Elle rappelle que cette clause n'a été prévue que dans son propre intérêt et se dit fondée à y renoncer. Elle expose que l'assignation d'origine revêt la forme d'une saisie-arrêt pratiquée à Monaco.

Enfin, elle fait valoir que le contrat a été formé à Monaco, du fait de l'acceptation de l'annonceur.

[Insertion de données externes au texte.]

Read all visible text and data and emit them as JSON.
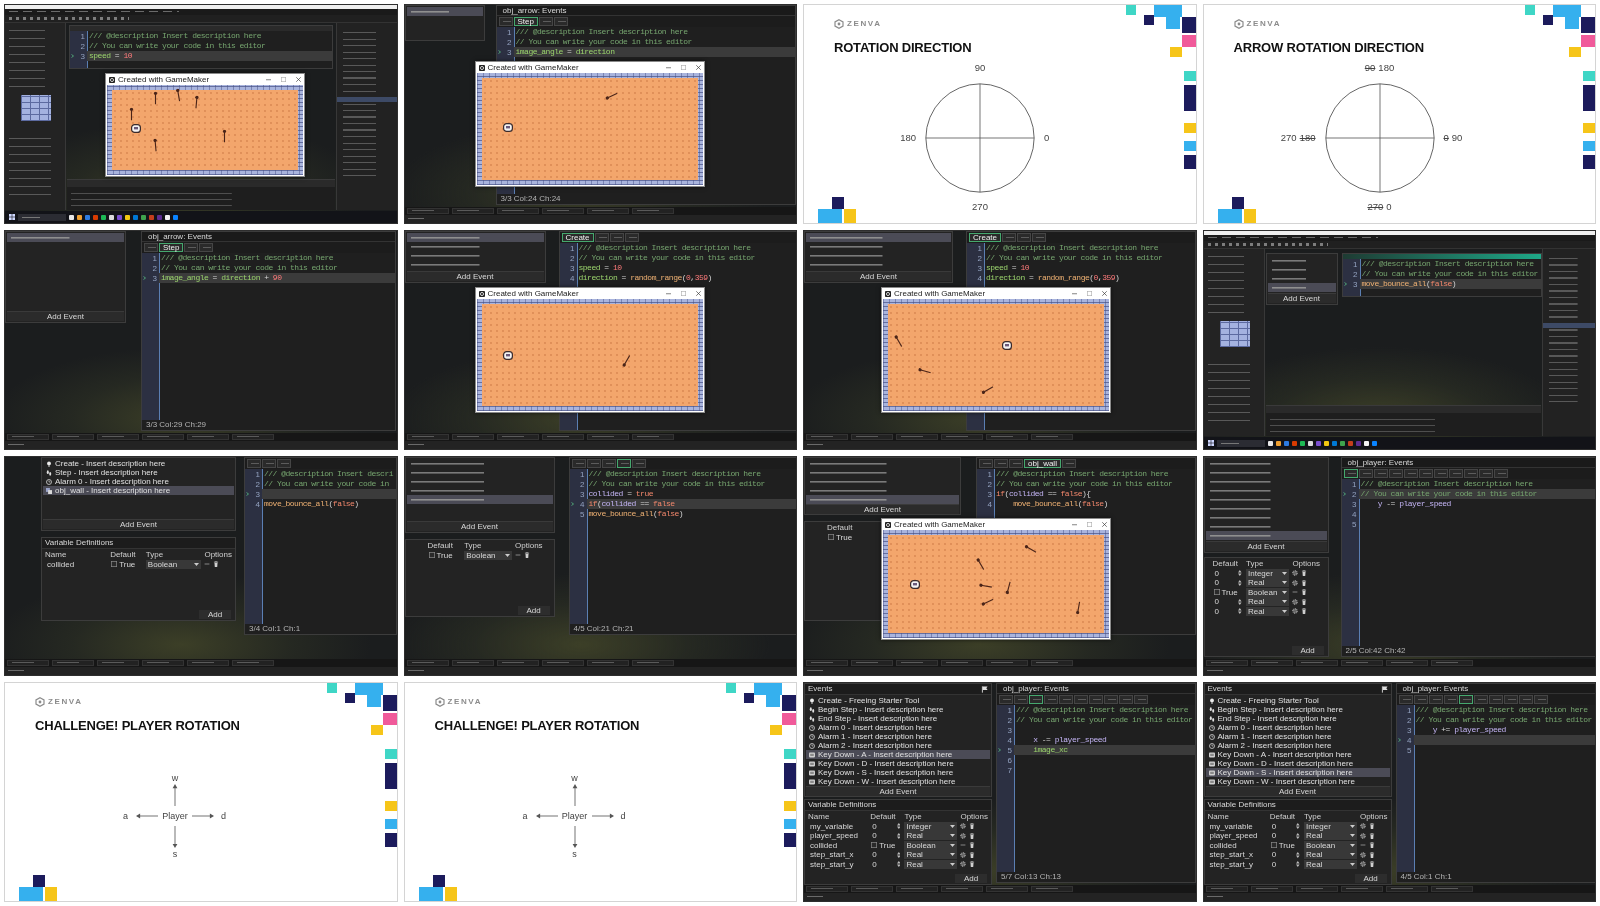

En deuxième lieu, la SARL ETF fait observer que les factures Minitel Magazine n° 700476 et 700525 ne sont, aux dires mêmes de l'appelante « pas contestées quant à la qualité de la prestation ». Elle nie en conséquence toute faute et s'oppose à toute compensation avec de prétendues dettes qui, en toute hypothèse, ne seraient ni certaines, ni liquides, ni exigibles ;

En troisième lieu, au sujet de la facture n° 700707 du 30 août 1987, la SARL ETF fait valoir que si, effectivement, la publicité prévue au recto de la deuxième page du Minitel Magazine n° 26 a été en réalité effectuée au recto de la première page, aucun préjudice n'a été causé à M.-P. O., l'emplacement étant encore plus favorable. Elle fait également observer que le changement qui lui est reproché n'était dû qu'au retard de l'annonceur à payer ses factures antérieures.

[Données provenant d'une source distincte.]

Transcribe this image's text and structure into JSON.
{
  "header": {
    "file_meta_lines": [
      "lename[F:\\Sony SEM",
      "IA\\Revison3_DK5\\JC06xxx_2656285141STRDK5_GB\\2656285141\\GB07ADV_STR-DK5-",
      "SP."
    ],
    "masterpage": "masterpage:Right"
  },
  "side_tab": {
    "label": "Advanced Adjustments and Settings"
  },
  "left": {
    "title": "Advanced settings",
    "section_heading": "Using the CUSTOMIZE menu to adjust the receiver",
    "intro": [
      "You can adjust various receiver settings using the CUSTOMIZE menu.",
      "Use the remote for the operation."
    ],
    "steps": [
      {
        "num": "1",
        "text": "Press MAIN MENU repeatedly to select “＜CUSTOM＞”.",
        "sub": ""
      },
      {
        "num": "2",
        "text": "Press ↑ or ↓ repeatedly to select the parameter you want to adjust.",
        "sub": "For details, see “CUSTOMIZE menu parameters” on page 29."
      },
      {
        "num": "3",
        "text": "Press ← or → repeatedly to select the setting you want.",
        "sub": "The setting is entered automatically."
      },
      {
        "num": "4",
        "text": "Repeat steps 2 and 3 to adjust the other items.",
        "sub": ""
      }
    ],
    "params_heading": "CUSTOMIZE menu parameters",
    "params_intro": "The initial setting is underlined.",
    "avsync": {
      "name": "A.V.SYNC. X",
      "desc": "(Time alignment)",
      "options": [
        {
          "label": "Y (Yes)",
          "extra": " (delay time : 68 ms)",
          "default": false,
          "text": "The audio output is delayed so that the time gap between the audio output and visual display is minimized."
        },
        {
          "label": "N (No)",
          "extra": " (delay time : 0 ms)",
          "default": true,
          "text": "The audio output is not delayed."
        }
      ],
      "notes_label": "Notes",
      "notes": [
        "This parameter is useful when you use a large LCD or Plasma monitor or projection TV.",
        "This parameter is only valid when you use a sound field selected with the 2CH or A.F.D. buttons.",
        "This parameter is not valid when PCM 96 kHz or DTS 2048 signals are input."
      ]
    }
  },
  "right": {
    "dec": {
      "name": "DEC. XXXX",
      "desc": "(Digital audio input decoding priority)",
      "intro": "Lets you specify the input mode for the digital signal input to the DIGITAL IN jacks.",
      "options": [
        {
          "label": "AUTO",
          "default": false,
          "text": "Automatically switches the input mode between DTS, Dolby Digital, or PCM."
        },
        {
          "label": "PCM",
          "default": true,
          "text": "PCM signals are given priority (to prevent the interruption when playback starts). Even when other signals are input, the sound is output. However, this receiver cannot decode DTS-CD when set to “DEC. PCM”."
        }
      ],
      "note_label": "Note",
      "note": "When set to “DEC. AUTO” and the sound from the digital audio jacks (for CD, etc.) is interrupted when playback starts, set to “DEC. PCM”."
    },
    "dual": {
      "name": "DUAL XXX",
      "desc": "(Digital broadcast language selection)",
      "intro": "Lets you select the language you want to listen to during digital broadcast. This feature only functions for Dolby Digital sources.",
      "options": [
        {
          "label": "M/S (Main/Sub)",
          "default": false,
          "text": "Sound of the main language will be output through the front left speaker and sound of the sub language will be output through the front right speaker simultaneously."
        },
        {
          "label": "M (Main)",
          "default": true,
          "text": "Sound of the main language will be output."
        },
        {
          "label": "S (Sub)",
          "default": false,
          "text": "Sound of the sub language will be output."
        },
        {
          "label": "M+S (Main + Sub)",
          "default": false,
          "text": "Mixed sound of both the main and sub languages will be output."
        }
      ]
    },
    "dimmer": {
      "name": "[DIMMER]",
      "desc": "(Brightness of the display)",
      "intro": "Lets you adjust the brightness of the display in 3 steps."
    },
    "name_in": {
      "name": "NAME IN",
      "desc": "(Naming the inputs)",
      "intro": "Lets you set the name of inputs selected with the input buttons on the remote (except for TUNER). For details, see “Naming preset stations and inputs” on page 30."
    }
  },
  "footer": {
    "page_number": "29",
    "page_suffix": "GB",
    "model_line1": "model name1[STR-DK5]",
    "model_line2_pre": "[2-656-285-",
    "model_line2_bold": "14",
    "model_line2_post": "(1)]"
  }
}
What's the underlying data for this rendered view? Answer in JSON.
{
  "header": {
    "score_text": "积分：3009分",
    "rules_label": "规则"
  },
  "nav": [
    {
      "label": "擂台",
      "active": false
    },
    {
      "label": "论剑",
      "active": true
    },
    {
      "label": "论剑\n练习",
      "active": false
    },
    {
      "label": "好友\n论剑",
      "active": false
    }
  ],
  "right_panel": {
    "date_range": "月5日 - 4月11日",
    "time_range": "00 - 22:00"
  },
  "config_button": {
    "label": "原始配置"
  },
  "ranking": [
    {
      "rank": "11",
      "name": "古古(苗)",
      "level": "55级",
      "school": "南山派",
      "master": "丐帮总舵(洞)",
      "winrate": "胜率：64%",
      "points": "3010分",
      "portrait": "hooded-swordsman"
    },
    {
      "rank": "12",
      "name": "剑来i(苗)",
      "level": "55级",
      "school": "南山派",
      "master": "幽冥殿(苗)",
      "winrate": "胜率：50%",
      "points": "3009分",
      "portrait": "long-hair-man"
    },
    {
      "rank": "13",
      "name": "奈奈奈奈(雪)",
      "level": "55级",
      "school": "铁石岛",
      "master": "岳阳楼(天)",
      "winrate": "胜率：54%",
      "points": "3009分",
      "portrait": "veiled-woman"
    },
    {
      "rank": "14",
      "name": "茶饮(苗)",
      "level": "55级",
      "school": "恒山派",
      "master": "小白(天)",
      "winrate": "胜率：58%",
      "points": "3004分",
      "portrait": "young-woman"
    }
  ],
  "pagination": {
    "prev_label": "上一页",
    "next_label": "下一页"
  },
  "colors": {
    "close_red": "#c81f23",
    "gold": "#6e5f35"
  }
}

En quatrième lieu, elle déclare n'avoir jamais garanti à l'annonceur un tirage de 180 000 exemplaires, ce chiffre ne figurant à titre indicatif, que sur des plaquettes de présentation sans valeur contractuelle. Elle fait néanmoins observer que le tirage réel a varié, pour la période litigieuse, de 130 000 à 179 000 exemplaires, avec une moyenne de 150 000. Elle relève enfin que les justifications supplémentaires demandées par l'appelante n'apporteraient aucun élément décisif.

En cinquième lieu, elle affirme que les défauts insignifiants relevés dans la présentation de quelques publicités seraient dus à l'appelante elle-même qui n'aurait pas fourni les typons aux dimensions prévues. Elle soutient également que ces défauts n'ont eu conséquence sur le sens ou le but de la publicité.

En sixième lieu, quant à des différences de pagination, elle prétend que le décalage exceptionnel d'une page sur une revue qui en comporte plusieurs centaines, est insignifiant. Elle fait observer au demeurant que l'annonceur n'avait élevé aucune réclamation sur ce point avant le présent procès.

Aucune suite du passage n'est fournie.